Peripheral T-cell lymphoma (PTCL) is a rare and highly heterogeneous group of hematologic malignancies, belonging to the T-cell tumor category of non-Hodgkin lymphoma (NHL). Compared to B-cell tumors, current understanding of T-cell leukemia and lymphoma remains relatively underdeveloped, and a significant proportion of patients are diagnosed at an advanced stage. Therefore, PTCL patients have not experienced the same level of prognostic improvement over the past 20 to 30 years. In recent years, however, with a deeper understanding of the molecular pathogenesis of PTCLs and the approval of numerous new drugs (including various epigenetic modifiers and biologics), the prognosis for T-cell lymphoma patients may be further improved.

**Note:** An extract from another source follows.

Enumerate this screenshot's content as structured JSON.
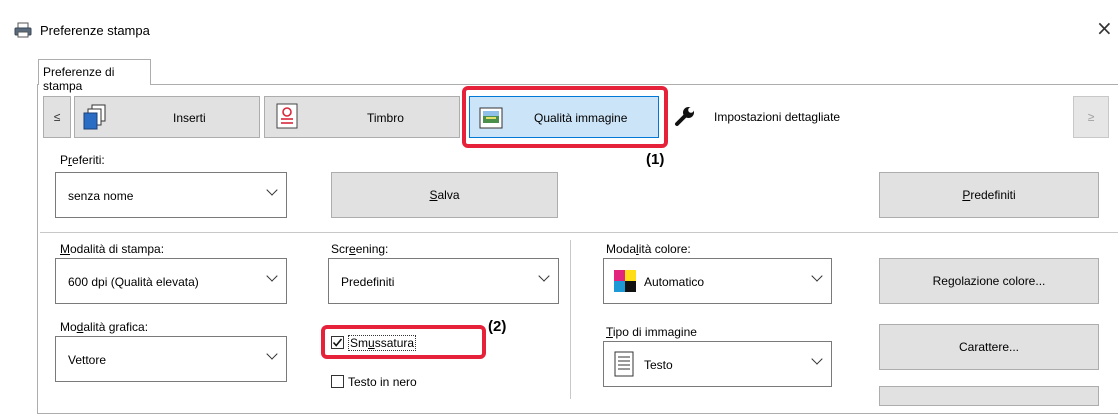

Although histone deacetylase inhibitors (HDACi), PD-1/PD-L1 inhibitors, EZH2 inhibitors, and demethylating agents have made some progress in clinical research on PTCLs, their clinical application still relies heavily on CHOP-based chemotherapy regimens. A study of 239 patients with localized nodular PTCL showed that among patients receiving CHOP-like therapy ± radiotherapy, the 5-year overall survival (OS) was 58%, and the 5-year progression-free survival (PFS) was 53%. Multivariate analysis indicated that age ≥60 years and presence of B symptoms at onset were poor prognostic factors, while ALK-positive anaplastic large T-cell lymphoma had a better prognosis. Therefore, for elderly PTCL patients, there is an urgent need to find a low-toxicity, tolerable, and effective basic chemotherapy regimen.
Aclarubicin (Acla) is an anthracycline anticancer drug. In vitro, Acla has demonstrated potent cytotoxicity against various lymphoma and T-lymphocytic leukemia cell lines. Mechanistic studies of anthracyclines have revealed that doxorubicin, epirubicin, daunorubicin, and idarubicin all induce tumor cell apoptosis through two mechanisms: 1. DNA damage: through inhibition of topoisomerase II (Topo II), leading to DNA double-strand breaks (DSBs); and 2. Chromatin damage: through histone removal, causing chromatin alterations at specific genomic loci. However, these dual mechanisms also lead to dose-dependent, irreversible cardiotoxicity. Compared with classic anthracyclines (such as doxorubicin and daunorubicin), Acla does not cause DNA damage and accumulates significantly in lymphoid tissues (spleen, thymus, and lymph nodes), with poor distribution to other tissues. Consequently, its cardiotoxicity is significantly reduced. Even at high cumulative doses, it is less likely to cause cardiac dysfunction. Therefore, Acla may offer a safer option for elderly patients or those with concomitant heart disease. Previous studies have shown that the combination of Acla and cytarabine (such as the CAG regimen) has some efficacy and is well tolerated in relapsed/refractory and elderly patients with acute myeloid leukemia. In the 1980s and 1990s, studies explored the use of Acla in chemotherapy regimens for non-Hodgkin's lymphoma and Hodgkin's lymphoma, demonstrating some activity. Small studies have shown that Acla monotherapy can achieve a response rate of approximately 30% in patients with advanced non-hedging lymphoma, without compromising cardiac function. Japanese researchers have found that combination chemotherapy regimens containing Acla in T-cell lymphomas exhibit superior efficacy.
In this study, the investigators will replace doxorubicin in the traditional CHOP regimen with aclarubicin, which has good efficacy and low cardiotoxicity, to create a novel CAOP (aclarubicin, cyclophosphamide, vincristine, and prednisone) regimen for elderly patients newly diagnosed with PTCL. This combination chemotherapy regimen may improve efficacy while also considering tolerability and safety, providing a new treatment option for elderly patients with PTCLs.